Kitty takes George Sr. to a motel and screams that he owes her a child, while Buster, unable to sleep, begins to drink from a large box of wine, mistaking it for a giant juicebox. Michael meets with Cal Cullen again and wins him over, but Kitty interrupts, threatening to bring the company down unless Lucille meets her in a bar. Gob uses Oscar (Tambor) to distract the guards so that they can abduct Lucille. Kitty offers to trade her evidence for a sperm sample from George Sr., and Lucille puts it up to a drinking contest. Gob finds a cooler in the banana stand freezer that looks exactly like the evidence cooler, and he and Michael plan to switch it. Maeby is frustrated by the immaturity of the teenagers at the banana stand, while Phillip Litt (Zach Braff), creator of Girls With Low Self-Esteem, accuses Lindsay of being ashamed of her body, so Tobias pulls down Litt's pants, exposing him as a never nude.

Gob, excited at the thought of spring break, performs a wolf call in the hotel hallway, which inadvertently sets off a response by George Sr., allowing them to find his room. Gob tries to vomit up the handcuff key, while Michael forges the signature of Saddam Hussein on the decoy cooler, promising to turn it in to the police. George Sr. tells Michael to turn it in, saying that the evidence exonerates him. George Michael finds Maeby talking to a vapid boy, saying that she is like a "delicate flower" and that he doesn't "want her to be plucked by someone who doesn't even care that [she is] blossoming." Maeby says that this is just what she wanted to hear (as dialogue for her movie) and kisses George Michael on the cheek. Unbeknownst to her, this reignites George Michael's feelings for her and he calls up Ann (Mae Whitman), intending to dump her. Lucille wins the drinking contest despite drinking extra between rounds, and Gob regains his self-confidence after the successful rescue of George Sr., but then falls into the pool while holding the cooler, destroying the exonerating evidence.

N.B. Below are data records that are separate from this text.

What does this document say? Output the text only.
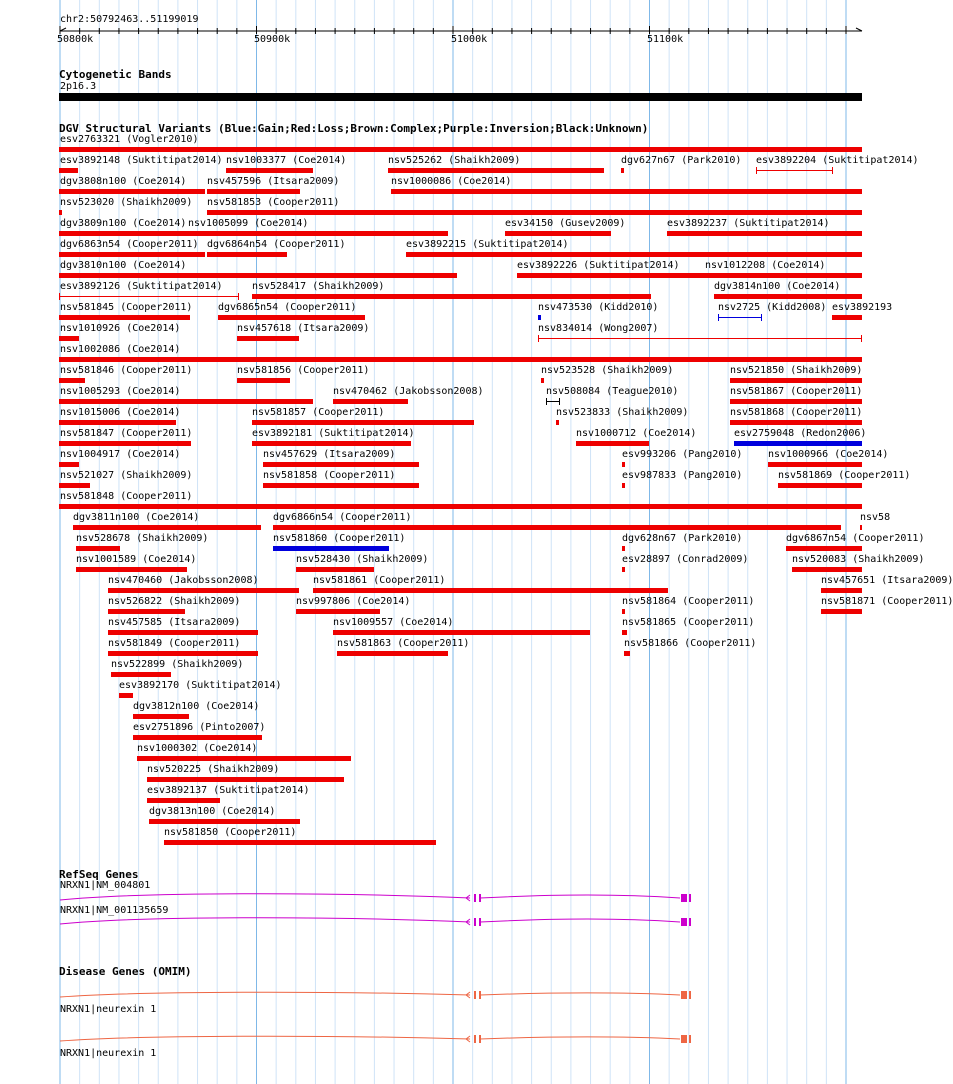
chr2:50792463..51199019
50800k	50900k	51000k	51100k
Cytogenetic Bands
2p16.3
DGV Structural Variants (Blue:Gain;Red:Loss;Brown:Complex;Purple:Inversion;Black:Unknown)
esv2763321 (Vogler2010)
esv3892148 (Suktitipat2014) nsv1003377 (Coe2014)	nsv525262 (Shaikh2009)	dgv627n67 (Park2010) esv3892204 (Suktitipat2014)
dgv3808n100 (Coe2014) nsv457596 (Itsara2009)	nsv1000086 (Coe2014)
nsv523020 (Shaikh2009) nsv581853 (Cooper2011)
dgv3809n100 (Coe2014) nsv1005099 (Coe2014)	esv34150 (Gusev2009)	esv3892237 (Suktitipat2014)
dgv6863n54 (Cooper2011) dgv6864n54 (Cooper2011)	esv3892215 (Suktitipat2014)
dgv3810n100 (Coe2014)	esv3892226 (Suktitipat2014)	nsv1012208 (Coe2014)
esv3892126 (Suktitipat2014)	nsv528417 (Shaikh2009)	dgv3814n100 (Coe2014)
nsv581845 (Cooper2011)	dgv6865n54 (Cooper2011)	nsv473530 (Kidd2010)	nsv2725 (Kidd2008) esv3892193
nsv1010926 (Coe2014)	nsv457618 (Itsara2009)	nsv834014 (Wong2007)
nsv1002086 (Coe2014)
nsv581846 (Cooper2011)	nsv581856 (Cooper2011)	nsv523528 (Shaikh2009)	nsv521850 (Shaikh2009)
nsv1005293 (Coe2014)	nsv470462 (Jakobsson2008)	nsv508084 (Teague2010)	nsv581867 (Cooper2011)
nsv1015006 (Coe2014)	nsv581857 (Cooper2011)	nsv523833 (Shaikh2009)	nsv581868 (Cooper2011)
nsv581847 (Cooper2011)	esv3892181 (Suktitipat2014)	nsv1000712 (Coe2014)	esv2759048 (Redon2006)
nsv1004917 (Coe2014)	nsv457629 (Itsara2009)	esv993206 (Pang2010)	nsv1000966 (Coe2014)
nsv521027 (Shaikh2009)	nsv581858 (Cooper2011)	esv987833 (Pang2010)	nsv581869 (Cooper2011)
nsv581848 (Cooper2011)
dgv3811n100 (Coe2014)	dgv6866n54 (Cooper2011)	nsv58
nsv528678 (Shaikh2009)	nsv581860 (Cooper2011)	dgv628n67 (Park2010)	dgv6867n54 (Cooper2011)
nsv1001589 (Coe2014)	nsv528430 (Shaikh2009)	esv28897 (Conrad2009)	nsv520083 (Shaikh2009)
nsv470460 (Jakobsson2008)	nsv581861 (Cooper2011)	nsv457651 (Itsara2009)
nsv526822 (Shaikh2009)	nsv997806 (Coe2014)	nsv581864 (Cooper2011)	nsv581871 (Cooper2011)
nsv457585 (Itsara2009)	nsv1009557 (Coe2014)	nsv581865 (Cooper2011)
nsv581849 (Cooper2011)	nsv581863 (Cooper2011)	nsv581866 (Cooper2011)
nsv522899 (Shaikh2009)
esv3892170 (Suktitipat2014)
dgv3812n100 (Coe2014)
esv2751896 (Pinto2007)
nsv1000302 (Coe2014)
nsv520225 (Shaikh2009)
esv3892137 (Suktitipat2014)
dgv3813n100 (Coe2014)
nsv581850 (Cooper2011)
RefSeq Genes
NRXN1|NM_004801
NRXN1|NM_001135659
Disease Genes (OMIM)
NRXN1|neurexin 1
NRXN1|neurexin 1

=== On the next Arrested Development... ===
When Michael gets home, he finds out from Lucille that the decoy cooler that they left in Kitty's motel room contained a sperm sample from George Sr.

== Production ==
"Spring Breakout" was directed by Anthony Russo, and written by supervising producer Barbie Adler and executive story editor Abraham Higginbotham. It was Russo's fifth and final directing credit, Alder's seventh and final writing credit and Higginbotham's fifth and final writing credit. It was the fifteenth episode of the season to be filmed. According to Jessica Walter, the chicken dance scene between Gob, Lucille, and George Sr. was not scripted, and there were no directions on how to do the dance. They had to each come up with their own dance, and Walter's first instinct was to flap her arms around, taking note that Lucille might possibly be drunk in the episode while coming up with the dance; adding onto the drunk performance, she added Lucille's "coddle doodle doo" line. To prepare for the scene, Walter practiced her dance in front of her dressing room mirror.

== Reception ==

=== Viewers ===
In the United States, the episode was watched by 5.19 million viewers on its original broadcast.

=== Critical reception ===
The A.V. Club writer Noel Murray commented how the episode "continues the meta moves of "Sword Of Destiny"". Brian Tallerico from Vulture ranked the episode 41st out of the whole series, calling it "a funny episode, but a lot of the jokes feel like echoes of funnier ones from a classic season-one installment."